Big Z did not like Mark Carlson’s call.

Photo by Phil Velasquez/Chicago Tribune/MCT via Getty Images

Many of these articles commemorate an obscure part of Cubs history, or something that happened decades ago.

This game and event, you probably remember pretty well, as it happened just eight years ago, May 27, 2009.

The Cubs led the Pirates 2-1 in the top of the seventh. Nyjer Morgan was on third base with one out, and Carlos Zambrano, facing Nate McLouth, uncorked a wild pitch.

Then this happened [VIDEO].

Now, in 2017 that play simply would have gone to the replay-review crew. If you look at the video closely, you can see that plate umpire Mark Carlson made the right call. Morgan’s hand touched the plate just before Zambrano tagged him.

A more colorful description of what happened is in Retrosheet’s boxscore from this game:

pitcher Carlos Zambrano covered the plate on the wild pitch, took the throw from catcher Geovany Soto and tagged the runner; however, HP umpire Mark Carlson ruled that Nyjer Morgan slid under the tag and scored; Zambrano started yelling and gesturing while nose-to-nose with Carlson and was ejected by the umpire; Zambrano made a motion as if to eject Carlson, then threw the ball into left field; as he left the field, Zambrano threw his glove, then attacked a drink dispenser in the dugout with a bat

You can see all that happen in the video above.

Big Z got a six-game suspension for bumping Carlson and did not appeal. The Cubs wound up winning that game 5-2 with a three-run eighth inning.

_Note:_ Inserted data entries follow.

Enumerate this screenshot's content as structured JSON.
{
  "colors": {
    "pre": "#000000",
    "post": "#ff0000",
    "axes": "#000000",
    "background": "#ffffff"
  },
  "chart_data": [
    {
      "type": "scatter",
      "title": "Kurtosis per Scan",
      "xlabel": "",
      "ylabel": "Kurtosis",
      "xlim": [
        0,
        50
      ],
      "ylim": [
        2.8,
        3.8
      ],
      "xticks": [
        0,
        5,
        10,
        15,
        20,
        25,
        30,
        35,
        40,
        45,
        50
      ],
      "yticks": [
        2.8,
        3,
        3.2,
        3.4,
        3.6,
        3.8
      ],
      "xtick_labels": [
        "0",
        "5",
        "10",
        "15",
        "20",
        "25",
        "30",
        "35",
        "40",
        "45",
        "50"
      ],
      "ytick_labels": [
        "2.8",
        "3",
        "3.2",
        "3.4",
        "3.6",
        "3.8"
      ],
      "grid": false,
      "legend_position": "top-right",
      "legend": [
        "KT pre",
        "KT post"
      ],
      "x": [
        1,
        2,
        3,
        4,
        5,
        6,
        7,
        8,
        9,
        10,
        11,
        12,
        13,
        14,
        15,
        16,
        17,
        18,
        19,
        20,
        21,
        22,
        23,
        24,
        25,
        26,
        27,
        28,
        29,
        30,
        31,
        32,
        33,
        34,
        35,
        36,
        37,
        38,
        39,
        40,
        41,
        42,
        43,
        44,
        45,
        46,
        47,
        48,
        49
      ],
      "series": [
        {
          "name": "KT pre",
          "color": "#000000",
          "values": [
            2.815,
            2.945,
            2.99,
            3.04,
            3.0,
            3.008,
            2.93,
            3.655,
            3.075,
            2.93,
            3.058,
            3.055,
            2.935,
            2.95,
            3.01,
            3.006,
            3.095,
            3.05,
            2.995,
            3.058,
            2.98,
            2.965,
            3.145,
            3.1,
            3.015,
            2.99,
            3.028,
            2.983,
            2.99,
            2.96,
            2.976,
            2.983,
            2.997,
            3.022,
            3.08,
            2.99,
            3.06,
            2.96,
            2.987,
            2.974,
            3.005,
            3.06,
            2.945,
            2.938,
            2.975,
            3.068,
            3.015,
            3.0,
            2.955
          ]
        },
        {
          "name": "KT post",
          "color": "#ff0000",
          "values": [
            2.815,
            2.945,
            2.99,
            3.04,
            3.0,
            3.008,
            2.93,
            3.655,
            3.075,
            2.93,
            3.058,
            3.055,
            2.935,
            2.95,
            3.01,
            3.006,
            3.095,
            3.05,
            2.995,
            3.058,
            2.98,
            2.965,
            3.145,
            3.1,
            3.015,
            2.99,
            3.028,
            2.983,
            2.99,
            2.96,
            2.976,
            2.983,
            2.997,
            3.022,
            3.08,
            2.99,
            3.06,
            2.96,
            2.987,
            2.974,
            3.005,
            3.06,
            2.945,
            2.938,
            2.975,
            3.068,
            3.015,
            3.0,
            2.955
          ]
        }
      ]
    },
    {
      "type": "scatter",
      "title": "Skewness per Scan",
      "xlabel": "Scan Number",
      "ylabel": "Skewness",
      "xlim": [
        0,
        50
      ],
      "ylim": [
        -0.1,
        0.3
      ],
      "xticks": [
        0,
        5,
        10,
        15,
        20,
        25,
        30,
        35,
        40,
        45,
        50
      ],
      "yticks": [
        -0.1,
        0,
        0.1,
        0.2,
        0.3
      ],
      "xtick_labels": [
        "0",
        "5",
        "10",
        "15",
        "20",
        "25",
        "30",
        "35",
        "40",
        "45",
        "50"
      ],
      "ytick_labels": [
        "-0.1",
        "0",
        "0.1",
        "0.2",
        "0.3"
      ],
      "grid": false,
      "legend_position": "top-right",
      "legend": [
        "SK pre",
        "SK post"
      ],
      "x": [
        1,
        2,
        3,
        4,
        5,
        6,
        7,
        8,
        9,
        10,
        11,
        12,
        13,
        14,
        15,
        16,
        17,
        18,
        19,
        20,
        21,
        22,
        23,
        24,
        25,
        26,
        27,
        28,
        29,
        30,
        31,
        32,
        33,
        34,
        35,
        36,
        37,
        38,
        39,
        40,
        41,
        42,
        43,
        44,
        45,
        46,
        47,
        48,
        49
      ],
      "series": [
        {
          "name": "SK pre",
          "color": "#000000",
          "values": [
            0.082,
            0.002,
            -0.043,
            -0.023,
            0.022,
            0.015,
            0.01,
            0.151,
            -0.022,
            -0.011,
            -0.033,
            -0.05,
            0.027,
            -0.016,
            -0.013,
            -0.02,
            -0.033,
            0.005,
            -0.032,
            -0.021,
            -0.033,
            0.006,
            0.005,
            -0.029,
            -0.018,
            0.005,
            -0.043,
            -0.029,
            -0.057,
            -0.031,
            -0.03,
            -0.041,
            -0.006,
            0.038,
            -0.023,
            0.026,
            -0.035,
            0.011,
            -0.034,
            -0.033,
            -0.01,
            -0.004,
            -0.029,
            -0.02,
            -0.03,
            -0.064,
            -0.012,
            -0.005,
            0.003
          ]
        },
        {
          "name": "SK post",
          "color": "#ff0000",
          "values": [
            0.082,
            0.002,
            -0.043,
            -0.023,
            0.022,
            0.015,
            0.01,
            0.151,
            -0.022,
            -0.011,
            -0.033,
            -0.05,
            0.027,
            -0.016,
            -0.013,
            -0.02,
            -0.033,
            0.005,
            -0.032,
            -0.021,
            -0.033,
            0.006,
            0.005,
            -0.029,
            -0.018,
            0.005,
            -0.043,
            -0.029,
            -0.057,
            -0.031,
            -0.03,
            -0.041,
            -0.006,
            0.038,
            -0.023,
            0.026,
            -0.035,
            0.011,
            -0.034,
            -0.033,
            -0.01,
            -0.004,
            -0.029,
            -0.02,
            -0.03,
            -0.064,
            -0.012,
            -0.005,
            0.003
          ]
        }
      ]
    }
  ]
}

Personally, I don’t really miss those kinds of things happening at baseball games. You get a close play on the field, there’s no yelling and screaming and umpire-bumping, it simply goes to the review crew and a decision is made. Perhaps you do miss such things and call them “colorful.” I like things better now.

Carlos Zambrano appeared at Wrigley Field earlier this week and threw out a pregame ceremonial pitch. He looked in playing shape. It is sobering to consider that Zambrano, who last threw a big-league pitch in 2012, is nearly three years younger than John Lackey and only about two and a half years older than Jon Lester. If Z had been able to harness his emotions into his pitching instead of outbursts, he might still be on a big-league roster somewhere. It’s a shame, because he had tremendous physical talent. There was a time when I thought he’d be a lifetime Cub and perhaps even become the best pitcher in team history.

Instead, we got more outbursts like this one, including the 2011 incident in which he cleaned out his locker in Atlanta and left the team. That was the last time he pitched for the Cubs. It’s really a shame.